NAR’s Placemaking Grant is available to REALTOR® associations to help them create new public spaces and destinations in their communities. The Grant has two levels. Level 1, up to $1,500, for demonstration projects and Level 2, up to $5,000 to build parks/pocket parks, trails/paths, dog parks, play/fitness areas, community gardens, and alley activations. Placemaking is all about being in the moment, in a space. This video is a great story about pop-ups, temporary events, and retail that bring life to spaces and experiences. It is connecting with people and an experience – making memories that are Instagrammable.
It’s not enough to have one great place, you need several great places to create a truly lively community. Within each place there should be 10 things to do or 10 reasons to be there. Destinations give an identity and image to the community, give residents a place to enjoy, help attract new residents, businesses and investment. Destination could be as simple as a downtown square, a main street, a park, or a museum.
Think about the special places in your communities. How many quality places are in the community, and how connected are they? Are there places that should be more meaningful but aren’t? Answering these questions can help focus your energy. This simple, common sense idea can be transformative for evaluating and strategically improving an entire city or region.
Apply the “Power of 10” on a regional scale by linking towns and cities together with major public spaces and great destinations. Partner with nearby communities to cross-promote and highlight the many places there are to visit within the region, keeping visitors in your area longer, sharing the work and the benefits.
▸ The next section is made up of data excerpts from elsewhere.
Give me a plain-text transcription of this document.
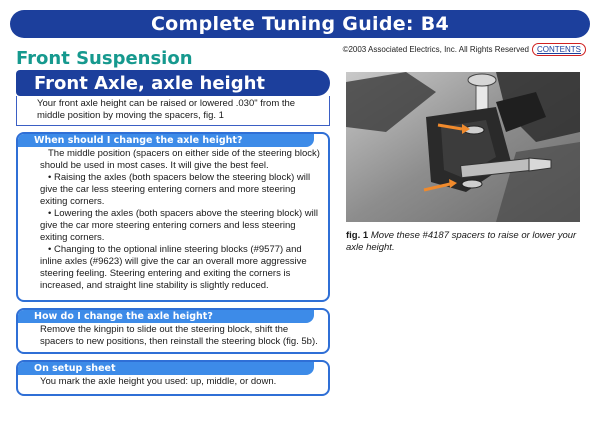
Complete Tuning Guide: B4
©2003 Associated Electrics, Inc. All Rights Reserved	CONTENTS
Front Suspension
Front Axle, axle height
Your front axle height can be raised or lowered .030" from the middle position by moving the spacers, fig. 1
When should I change the axle height?

The middle position (spacers on either side of the steering block) should be used in most cases. It will give the best feel.

• Raising the axles (both spacers below the steering block) will give the car less steering entering corners and more steering exiting corners.

• Lowering the axles (both spacers above the steering block) will give the car more steering entering corners and less steering exiting corners.

• Changing to the optional inline steering blocks (#9577) and inline axles (#9623) will give the car an overall more aggressive steering feeling. Steering entering and exiting the corners is increased, and straight line stability is slightly reduced.

How do I change the axle height?
Remove the kingpin to slide out the steering block, shift the spacers to new positions, then reinstall the steering block (fig. 5b).
On setup sheet
You mark the axle height you used: up, middle, or down.
fig. 1 Move these #4187 spacers to raise or lower your axle height.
Placemaking creates a sense of place, an emotional tie to the place. Successful Placemaking is understanding that placemaking is both about the physical place and the making of it. Residents are more informed and invested in the project and will support it. They will feel connected, making the area more economically vital. This will be a place they want to take their friends and family when they visit.
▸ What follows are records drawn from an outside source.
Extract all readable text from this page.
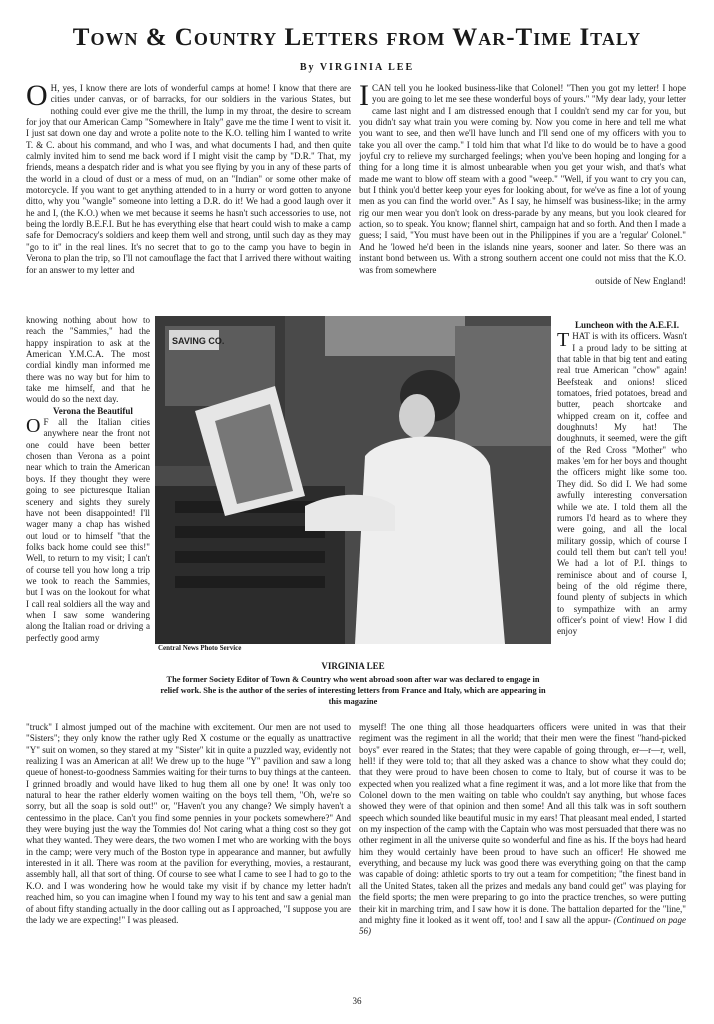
Town & Country Letters from War-Time Italy
By VIRGINIA LEE

O H, yes, I know there are lots of wonderful camps at home! I know that there are cities under canvas, or of barracks, for our soldiers in the various States, but nothing could ever give me the thrill, the lump in my throat, the desire to scream for joy that our American Camp "Somewhere in Italy" gave me the time I went to visit it. I just sat down one day and wrote a polite note to the K.O. telling him I wanted to write T. & C. about his command, and who I was, and what documents I had, and then quite calmly invited him to send me back word if I might visit the camp by "D.R." That, my friends, means a despatch rider and is what you see flying by you in any of these parts of the world in a cloud of dust or a mess of mud, on an "Indian" or some other make of motorcycle. If you want to get anything attended to in a hurry or word gotten to anyone ditto, why you "wangle" someone into letting a D.R. do it! We had a good laugh over it he and I, (the K.O.) when we met because it seems he hasn't such accessories to use, not being the lordly B.E.F.I. But he has everything else that heart could wish to make a camp safe for Democracy's soldiers and keep them well and strong, until such day as they may "go to it" in the real lines. It's no secret that to go to the camp you have to begin in Verona to plan the trip, so I'll not camouflage the fact that I arrived there without waiting for an answer to my letter and

ICAN tell you he looked business-like that Colonel! "Then you got my letter! I hope you are going to let me see these wonderful boys of yours." "My dear lady, your letter came last night and I am distressed enough that I couldn't send my car for you, but you didn't say what train you were coming by. Now you come in here and tell me what you want to see, and then we'll have lunch and I'll send one of my officers with you to take you all over the camp." I told him that what I'd like to do would be to have a good joyful cry to relieve my surcharged feelings; when you've been hoping and longing for a thing for a long time it is almost unbearable when you get your wish, and that's what made me want to blow off steam with a good "weep." "Well, if you want to cry you can, but I think you'd better keep your eyes for looking about, for we've as fine a lot of young men as you can find the world over." As I say, he himself was business-like; in the army rig our men wear you don't look on dress-parade by any means, but you look cleared for action, so to speak. You know; flannel shirt, campaign hat and so forth. And then I made a guess; I said, "You must have been out in the Philippines if you are a 'regular' Colonel." And he 'lowed he'd been in the islands nine years, sooner and later. So there was an instant bond between us. With a strong southern accent one could not miss that the K.O. was from somewhere

outside of New England!

knowing nothing about how to reach the "Sammies," had the happy inspiration to ask at the American Y.M.C.A. The most cordial kindly man informed me there was no way but for him to take me himself, and that he would do so the next day.

Verona the Beautiful

O F all the Italian cities anywhere near the front not one could have been better chosen than Verona as a point near which to train the American boys. If they thought they were going to see picturesque Italian scenery and sights they surely have not been disappointed! I'll wager many a chap has wished out loud or to himself "that the folks back home could see this!" Well, to return to my visit; I can't of course tell you how long a trip we took to reach the Sammies, but I was on the lookout for what I call real soldiers all the way and when I saw some wandering along the Italian road or driving a perfectly good army

SAVING CO.
Central News Photo Service
VIRGINIA LEE
The former Society Editor of Town & Country who went abroad soon after war was declared to engage in relief work. She is the author of the series of interesting letters from France and Italy, which are appearing in this magazine

Luncheon with the A.E.F.I.

THAT is with its officers. Wasn't I a proud lady to be sitting at that table in that big tent and eating real true American "chow" again! Beefsteak and onions! sliced tomatoes, fried potatoes, bread and butter, peach shortcake and whipped cream on it, coffee and doughnuts! My hat! The doughnuts, it seemed, were the gift of the Red Cross "Mother" who makes 'em for her boys and thought the officers might like some too. They did. So did I. We had some awfully interesting conversation while we ate. I told them all the rumors I'd heard as to where they were going, and all the local military gossip, which of course I could tell them but can't tell you! We had a lot of P.I. things to reminisce about and of course I, being of the old régime there, found plenty of subjects in which to sympathize with an army officer's point of view! How I did enjoy

"truck" I almost jumped out of the machine with excitement. Our men are not used to "Sisters"; they only know the rather ugly Red X costume or the equally as unattractive "Y" suit on women, so they stared at my "Sister" kit in quite a puzzled way, evidently not realizing I was an American at all! We drew up to the huge "Y" pavilion and saw a long queue of honest-to-goodness Sammies waiting for their turns to buy things at the canteen. I grinned broadly and would have liked to hug them all one by one! It was only too natural to hear the rather elderly women waiting on the boys tell them, "Oh, we're so sorry, but all the soap is sold out!" or, "Haven't you any change? We simply haven't a centessimo in the place. Can't you find some pennies in your pockets somewhere?" And they were buying just the way the Tommies do! Not caring what a thing cost so they got what they wanted. They were dears, the two women I met who are working with the boys in the camp; were very much of the Boston type in appearance and manner, but awfully interested in it all. There was room at the pavilion for everything, movies, a restaurant, assembly hall, all that sort of thing. Of course to see what I came to see I had to go to the K.O. and I was wondering how he would take my visit if by chance my letter hadn't reached him, so you can imagine when I found my way to his tent and saw a genial man of about fifty standing actually in the door calling out as I approached, "I suppose you are the lady we are expecting!" I was pleased.

myself! The one thing all those headquarters officers were united in was that their regiment was the regiment in all the world; that their men were the finest "hand-picked boys" ever reared in the States; that they were capable of going through, er—r—r, well, hell! if they were told to; that all they asked was a chance to show what they could do; that they were proud to have been chosen to come to Italy, but of course it was to be expected when you realized what a fine regiment it was, and a lot more like that from the Colonel down to the men waiting on table who couldn't say anything, but whose faces showed they were of that opinion and then some! And all this talk was in soft southern speech which sounded like beautiful music in my ears! That pleasant meal ended, I started on my inspection of the camp with the Captain who was most persuaded that there was no other regiment in all the universe quite so wonderful and fine as his. If the boys had heard him they would certainly have been proud to have such an officer! He showed me everything, and because my luck was good there was everything going on that the camp was capable of doing: athletic sports to try out a team for competition; "the finest band in all the United States, taken all the prizes and medals any band could get" was playing for the field sports; the men were preparing to go into the practice trenches, so were putting their kit in marching trim, and I saw how it is done. The battalion departed for the "line," and mighty fine it looked as it went off, too! and I saw all the appur- (Continued on page 56)

36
Many communities have beautiful spaces that stay largely empty. Instead of “build it and they will come,” placemaking engages citizens to decide what they would use in a space. It gets citizens motivated and energized to turn their places around. Starting small and testing ideas out, creates the momentum for citizens to be involved and invested in making their community spaces great.
At the heart of community engagement is asking what citizens (and visitors) want to see in a place. These open-ended questions may solicit create ideas that were not thought about before. Putting into place these ideas creates that place attachment. Volunteers who work on the place, creates that place attachment. Place attachment is what makes Placemaking different.